Adam smiles. “Point taken.”

“I know that,” says Harry. “But you gotta figure there’s only three of us. The cops have an army, a ton of resources, computerized crime histories, forensics lab, snitches on the municipal payroll. By now they’ve gotta have Saldado’s fingerprints from his apartment.”

“Which means?” says Adam.

“Which means they probably know more than we do—his real name, for starters. It couldn’t take that long to check with the Mexican authorities.”

“So what’s your point?” says Adam.

“So if Saldado has a record in Mexico, it would show associations, people he ran with. You’d think the cops could connect the dots.”

“Maybe they’re just a little slower off the ball,” says Adam.

“That and a lack of motivation,” says Harry.

“What do you mean?”

“Paul and I have talked about it. Nick wasn’t the kind of crime victim that brings on waves of passion in the breast of law enforcement.”

“You don’t really think they’re sitting on the case?” says Tolt.

“One thing we know they don’t have is a Gulfstream to wing their way south,” I tell him.

Adam’s eyebrows arch as he looks at me.

“Not that I’m unappreciative. It’s a fact. Unless they’re flying down here to pick up a suspect, or question one already in custody, that kind of travel takes time to work its way through the bureaucracy.”

“I hadn’t thought of that,” says Adam. “Then you think they might be on the trail?”

“I don’t know how they could miss it,” says Harry. “The trail to the Ibarras couldn’t be more clear unless we hung signs.
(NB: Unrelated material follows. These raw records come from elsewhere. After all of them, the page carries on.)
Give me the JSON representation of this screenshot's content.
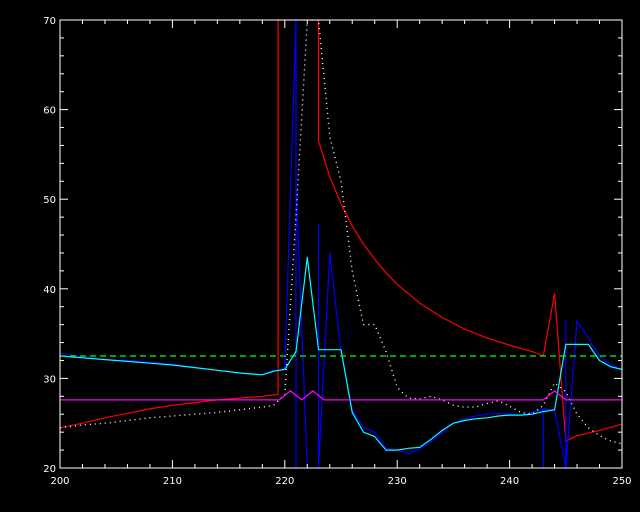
{
  "chart_data": {
    "type": "line",
    "title": "",
    "xlabel": "",
    "ylabel": "",
    "xlim": [
      200,
      250
    ],
    "ylim": [
      20,
      70
    ],
    "x_ticks": [
      200,
      210,
      220,
      230,
      240,
      250
    ],
    "y_ticks": [
      20,
      30,
      40,
      50,
      60,
      70
    ],
    "grid": false,
    "background": "#000000",
    "axis_color": "#ffffff",
    "series": [
      {
        "color": "#ff0000",
        "style": "solid",
        "x": [
          200,
          202,
          204,
          206,
          208,
          210,
          212,
          214,
          216,
          218,
          219.4,
          219.4,
          223.0,
          223.0,
          224,
          225,
          226,
          227,
          228,
          229,
          230,
          232,
          234,
          236,
          238,
          240,
          242,
          243,
          244,
          245,
          246,
          248,
          250
        ],
        "y": [
          24.5,
          25.0,
          25.6,
          26.1,
          26.6,
          27.0,
          27.3,
          27.6,
          27.8,
          28.0,
          28.2,
          70,
          70,
          56.5,
          52.5,
          49.5,
          47.0,
          45.0,
          43.3,
          41.8,
          40.5,
          38.4,
          36.8,
          35.5,
          34.5,
          33.7,
          33.0,
          32.5,
          39.5,
          23.0,
          23.6,
          24.2,
          24.9
        ]
      },
      {
        "color": "#0000ff",
        "style": "solid",
        "x": [
          200,
          202,
          204,
          206,
          208,
          210,
          212,
          214,
          216,
          218,
          219,
          220,
          221,
          221,
          221,
          222,
          222.7,
          223,
          223,
          223,
          224,
          225,
          226,
          227,
          228,
          229,
          230,
          231,
          232,
          233,
          234,
          235,
          236,
          237,
          238,
          239,
          240,
          241,
          242,
          243,
          243,
          243,
          244,
          245,
          245,
          245,
          246,
          247,
          248,
          249,
          250
        ],
        "y": [
          32.8,
          32.4,
          32.1,
          32.0,
          31.8,
          31.6,
          31.2,
          30.9,
          30.6,
          30.4,
          30.9,
          31.0,
          70,
          20,
          52.0,
          20,
          20,
          20,
          47.2,
          20,
          44.0,
          33.0,
          26.5,
          24.5,
          24.0,
          22.2,
          22.0,
          21.6,
          22.1,
          23.0,
          24.0,
          25.0,
          25.5,
          25.8,
          26.0,
          26.1,
          26.0,
          25.9,
          26.2,
          26.6,
          20,
          26.6,
          26.5,
          20,
          36.5,
          20,
          36.4,
          34.5,
          32.5,
          31.5,
          31.0
        ]
      },
      {
        "color": "#00ffff",
        "style": "solid",
        "x": [
          200,
          202,
          204,
          206,
          208,
          210,
          212,
          214,
          216,
          218,
          219,
          220,
          221,
          222,
          223,
          224,
          225,
          226,
          227,
          228,
          229,
          230,
          231,
          232,
          233,
          234,
          235,
          236,
          237,
          238,
          239,
          240,
          241,
          242,
          243,
          244,
          245,
          246,
          247,
          248,
          249,
          250
        ],
        "y": [
          32.5,
          32.3,
          32.1,
          31.9,
          31.7,
          31.5,
          31.2,
          30.9,
          30.6,
          30.4,
          30.8,
          31.0,
          33.0,
          43.5,
          33.2,
          33.2,
          33.2,
          26.2,
          24.0,
          23.5,
          22.0,
          22.0,
          22.2,
          22.3,
          23.2,
          24.2,
          25.0,
          25.3,
          25.5,
          25.6,
          25.8,
          25.9,
          25.9,
          26.0,
          26.3,
          26.5,
          33.8,
          33.8,
          33.8,
          32.0,
          31.3,
          31.0
        ]
      },
      {
        "color": "#ffffff",
        "style": "dotted",
        "x": [
          200,
          202,
          204,
          206,
          208,
          210,
          212,
          214,
          216,
          218,
          219,
          220,
          221,
          222,
          223,
          224,
          225,
          226,
          227,
          228,
          229,
          230,
          231,
          232,
          233,
          234,
          235,
          236,
          237,
          238,
          239,
          240,
          241,
          242,
          243,
          244,
          245,
          246,
          247,
          248,
          249,
          250
        ],
        "y": [
          24.5,
          24.8,
          25.0,
          25.3,
          25.6,
          25.8,
          26.0,
          26.2,
          26.5,
          26.8,
          27.0,
          28.2,
          48.0,
          70,
          70,
          57.0,
          52.0,
          42.0,
          36.0,
          36.0,
          33.0,
          29.0,
          27.8,
          27.7,
          28.0,
          27.6,
          27.0,
          26.8,
          26.8,
          27.2,
          27.5,
          26.9,
          26.2,
          26.0,
          27.0,
          29.5,
          28.5,
          26.0,
          24.5,
          23.6,
          23.0,
          22.7
        ]
      },
      {
        "color": "#ff00ff",
        "style": "solid",
        "x": [
          200,
          219.5,
          220.5,
          221.5,
          222.5,
          223.5,
          243,
          244,
          245,
          250
        ],
        "y": [
          27.6,
          27.6,
          28.6,
          27.6,
          28.6,
          27.6,
          27.6,
          28.6,
          27.6,
          27.6
        ]
      },
      {
        "color": "#00ff00",
        "style": "dashed",
        "x": [
          200,
          250
        ],
        "y": [
          32.5,
          32.5
        ]
      }
    ]
  }
}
You gave the cops their names at the hospital.”

Adam’s expression is one of approval, nodding as his eyes gaze down at the table, some restoration of faith in the system.

“And they’ll have the letter from Ibarra by now. I know because my ears have been burning for the last day,” says Adam. “That lieutenant, what’s his name?”

“Ortiz,” I say.

“He’s gonna be on the warpath when I get back. Wanting to know how long I had Ibarra’s letter. It’s why I haven’t called the office. I don’t want anybody there to have to say they talked to me, or that they know where I am. Better if I’m able to say I was out of touch until I got back.”

“Then what are you gonna do?” says Harry.

“Hunker down, take some official abuse I suppose. What can they do?”

“If they can prove you were sitting on the letter, plenty,” says Harry. “If it’s all the same with you, I’d just as soon be back in San Diego tonight, watching the Dodgers kick the crap out of the Padres on the tube. Instead we’re goin’ to see some guy, who if he’s anything like his kids, is probably gonna have his people kick the crap out of us. That’s if we’re lucky.”

“We’ll be home tomorrow,” I tell him. “You can read the box scores in the paper.”